Whitney, a 65 year old Mississippi woman interviewed for MAZON’s This Is Hunger project,[efn_note]MAZON: A Jewish Response to Hunger funs some of the Louisiana Budget Project’s anti-hunger advocacy.[/efn_note] tells a story emblematic of how seniors in the South often experience hunger: After a lifetime of work, Whitney was left with few resources when she suddenly lost her job. She faced impossible choices between getting the health care she needs and keeping food on her table, all in a landscape emptied of opportunity by racism and economic hardship:
I had planned to work until I wasn’t able to anymore, so losing that job really did somethin’ to me. My blood pressure went way up and I stopped sleepin’ at night. It’s hard times now, living only on $968 a month in Social Security. I’m a breast cancer survivor, but I don’t have money to go to the doctor or have a mammogram like I should. I don’t have money to change my glasses out. Sometimes I go into overdraft to pay my monthly bills. But then I get charged $36 by the bank, and I have $36 less for food. I can’t give up my car, because I have to drive 16 miles south to Cleveland to buy food because the stores here don’t have fresh vegetables worth buying. What they do have looks rotten, ready for composting. We used to have good groceries here in Shelby, then the schools got integrated and the white people closed down their stores and moved out of town.

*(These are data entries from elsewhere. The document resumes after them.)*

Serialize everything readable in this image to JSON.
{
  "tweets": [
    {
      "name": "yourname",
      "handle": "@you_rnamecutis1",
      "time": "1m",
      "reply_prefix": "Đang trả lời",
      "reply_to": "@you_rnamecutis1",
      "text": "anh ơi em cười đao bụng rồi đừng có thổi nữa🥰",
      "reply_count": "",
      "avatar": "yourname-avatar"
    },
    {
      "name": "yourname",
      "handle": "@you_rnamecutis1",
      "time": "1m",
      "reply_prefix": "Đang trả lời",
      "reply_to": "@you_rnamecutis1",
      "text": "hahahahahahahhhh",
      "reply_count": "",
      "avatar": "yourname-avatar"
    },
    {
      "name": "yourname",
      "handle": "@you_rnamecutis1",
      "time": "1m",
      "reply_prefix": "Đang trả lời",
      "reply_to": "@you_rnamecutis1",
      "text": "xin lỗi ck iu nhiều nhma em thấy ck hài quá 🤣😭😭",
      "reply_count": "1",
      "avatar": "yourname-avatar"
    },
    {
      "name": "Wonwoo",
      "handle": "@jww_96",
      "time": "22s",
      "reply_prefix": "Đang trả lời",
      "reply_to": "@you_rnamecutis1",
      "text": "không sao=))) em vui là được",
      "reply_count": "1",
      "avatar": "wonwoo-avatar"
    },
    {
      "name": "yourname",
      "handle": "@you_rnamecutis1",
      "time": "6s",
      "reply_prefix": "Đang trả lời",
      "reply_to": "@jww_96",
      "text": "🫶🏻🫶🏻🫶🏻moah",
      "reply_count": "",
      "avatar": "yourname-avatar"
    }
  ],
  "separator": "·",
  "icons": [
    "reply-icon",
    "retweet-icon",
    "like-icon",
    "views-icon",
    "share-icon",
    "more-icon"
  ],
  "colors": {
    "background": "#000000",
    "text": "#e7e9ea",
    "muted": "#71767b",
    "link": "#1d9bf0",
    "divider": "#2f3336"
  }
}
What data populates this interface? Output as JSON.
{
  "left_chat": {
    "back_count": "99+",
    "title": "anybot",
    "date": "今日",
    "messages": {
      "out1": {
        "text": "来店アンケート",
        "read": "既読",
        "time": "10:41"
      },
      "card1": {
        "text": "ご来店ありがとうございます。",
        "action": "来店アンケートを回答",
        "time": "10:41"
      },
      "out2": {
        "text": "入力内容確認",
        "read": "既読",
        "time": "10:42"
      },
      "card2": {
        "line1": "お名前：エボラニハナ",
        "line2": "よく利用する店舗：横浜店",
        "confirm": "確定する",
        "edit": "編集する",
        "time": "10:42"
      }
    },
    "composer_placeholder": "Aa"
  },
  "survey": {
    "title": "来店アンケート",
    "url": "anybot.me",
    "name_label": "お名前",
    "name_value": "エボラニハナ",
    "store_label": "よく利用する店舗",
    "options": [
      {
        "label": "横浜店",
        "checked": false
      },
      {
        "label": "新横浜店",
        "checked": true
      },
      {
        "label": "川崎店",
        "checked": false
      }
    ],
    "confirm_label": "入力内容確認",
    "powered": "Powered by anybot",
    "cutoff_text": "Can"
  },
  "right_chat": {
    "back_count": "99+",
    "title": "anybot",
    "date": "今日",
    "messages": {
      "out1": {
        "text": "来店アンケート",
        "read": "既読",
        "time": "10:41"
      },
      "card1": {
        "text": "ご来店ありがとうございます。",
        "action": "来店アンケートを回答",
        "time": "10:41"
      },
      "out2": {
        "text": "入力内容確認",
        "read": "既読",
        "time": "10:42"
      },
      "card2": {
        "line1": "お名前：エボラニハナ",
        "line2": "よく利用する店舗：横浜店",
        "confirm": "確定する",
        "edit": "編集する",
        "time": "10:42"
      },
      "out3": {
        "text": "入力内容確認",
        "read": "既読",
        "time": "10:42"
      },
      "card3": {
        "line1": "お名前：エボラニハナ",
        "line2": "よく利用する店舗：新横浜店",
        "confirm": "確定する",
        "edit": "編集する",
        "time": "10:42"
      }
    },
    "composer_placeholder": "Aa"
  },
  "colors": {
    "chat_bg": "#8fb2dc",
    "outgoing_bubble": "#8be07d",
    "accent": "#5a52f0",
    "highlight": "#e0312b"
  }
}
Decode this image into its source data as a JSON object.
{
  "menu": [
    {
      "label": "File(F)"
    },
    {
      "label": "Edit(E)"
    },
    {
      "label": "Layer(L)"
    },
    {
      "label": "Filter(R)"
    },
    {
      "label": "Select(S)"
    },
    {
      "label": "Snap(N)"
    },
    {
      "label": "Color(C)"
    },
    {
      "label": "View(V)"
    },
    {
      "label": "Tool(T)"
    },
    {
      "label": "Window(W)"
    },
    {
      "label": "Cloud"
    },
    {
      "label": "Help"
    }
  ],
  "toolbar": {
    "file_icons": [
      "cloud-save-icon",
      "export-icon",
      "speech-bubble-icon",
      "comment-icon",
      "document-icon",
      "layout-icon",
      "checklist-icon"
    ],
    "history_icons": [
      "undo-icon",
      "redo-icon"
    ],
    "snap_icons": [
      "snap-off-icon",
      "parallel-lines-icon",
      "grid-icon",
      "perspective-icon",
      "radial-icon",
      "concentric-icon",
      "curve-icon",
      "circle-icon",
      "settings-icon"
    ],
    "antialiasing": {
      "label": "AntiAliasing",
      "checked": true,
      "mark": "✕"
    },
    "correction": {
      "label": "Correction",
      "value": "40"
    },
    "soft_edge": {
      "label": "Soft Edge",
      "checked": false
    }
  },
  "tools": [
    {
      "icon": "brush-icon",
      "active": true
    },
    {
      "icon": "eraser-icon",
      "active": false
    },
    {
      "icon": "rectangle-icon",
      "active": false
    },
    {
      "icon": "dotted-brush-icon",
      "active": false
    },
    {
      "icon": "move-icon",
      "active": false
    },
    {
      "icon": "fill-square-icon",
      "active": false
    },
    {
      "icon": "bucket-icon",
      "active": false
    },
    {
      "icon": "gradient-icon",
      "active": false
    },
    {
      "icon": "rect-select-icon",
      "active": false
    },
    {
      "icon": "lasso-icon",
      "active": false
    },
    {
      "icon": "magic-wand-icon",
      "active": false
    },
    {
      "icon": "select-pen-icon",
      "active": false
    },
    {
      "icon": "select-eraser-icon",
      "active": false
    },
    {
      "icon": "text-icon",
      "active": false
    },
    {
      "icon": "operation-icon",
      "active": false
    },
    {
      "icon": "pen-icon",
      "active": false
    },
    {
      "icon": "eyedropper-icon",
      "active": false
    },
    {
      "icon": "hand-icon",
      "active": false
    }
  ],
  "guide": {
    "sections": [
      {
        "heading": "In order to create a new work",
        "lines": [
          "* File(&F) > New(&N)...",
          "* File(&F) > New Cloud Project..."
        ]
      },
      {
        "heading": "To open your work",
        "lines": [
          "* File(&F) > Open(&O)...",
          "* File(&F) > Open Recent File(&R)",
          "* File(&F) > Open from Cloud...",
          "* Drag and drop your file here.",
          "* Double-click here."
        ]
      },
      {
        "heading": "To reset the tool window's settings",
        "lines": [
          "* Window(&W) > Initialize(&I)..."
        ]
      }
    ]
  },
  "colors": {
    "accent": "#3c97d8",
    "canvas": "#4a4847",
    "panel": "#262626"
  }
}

According to a new report by Feeding America, situations like Whitney’s are particularly common in Louisiana, where a greater percentage of senior citizens experience food insecurity than in any other state. In 2017, 12.3% of the state’s seniors were “food insecure,” meaning they reduced the quality or quantity of their food because they lacked the money for fuller or more nutritious meals. This is the second year that Feeding America ranked states according to their rates of senior food insecurity—in both years, Louisiana bottomed out the list. The New Orleans-Metairie-Kenner metropolitan area had the second-highest rate of senior food insecurity of all U.S. metro areas larger than 1 million people, at 12.8%.
Hunger among senior citizens has many causes. In Louisiana, 18.8% of people over 65 live below 125% of the federal poverty level ($21,138 for a family of two). In such severely resource-constrained households, resources that would go to buy nutritious food compete with utility bills, medication, housing costs and other necessities.
Nationwide, Feeding America’s study found, the effects of persistent racial inequality have led Black and Hispanic seniors to experience food insecurity at more than double the rates of White and non-Hispanic seniors, respectively. And disabled seniors, seniors caring for grandchildren, and senior women all face food insecurity at elevated rates. While Louisiana has higher levels of senior food insecurity and senior poverty compared to the rest of the nation, Louisiana seniors who are eligible for the Supplemental Nutrition Assistance Program (SNAP) receive benefits at levels below the national average (33% of eligible seniors enroll in SNAP in Louisiana, compared with 42% nationwide).
The Feeding America study additionally found that rates of senior food insecurity decline as the population ages. But while this statistic may sound hopeful, the fact that life expectancy drops as poverty increases suggests that America is not more successful at helping older Americans, but rather that poor Americans, who are far more likely than rich Americans to be food insecure, are less likely to live to see older ages.
Louisiana’s high rates of senior food insecurity reflect a failure of the state’s social supports, not only for Louisiana’s seniors, but for Louisianans in their earning years. When under-resourced schools, mass incarceration, and low minimum wages leave thousands of Louisiana residents with little choice but to live paycheck-to-paycheck throughout their working lives, those same residents have little-to-nothing to live on when they retire.
To address the crisis of senior hunger in our state, Louisiana needs to combat senior hunger directly through robust and creative SNAP outreach, and to attack the causes of senior food insecurity by raising wages and increasing opportunities for all Louisianans when they are young.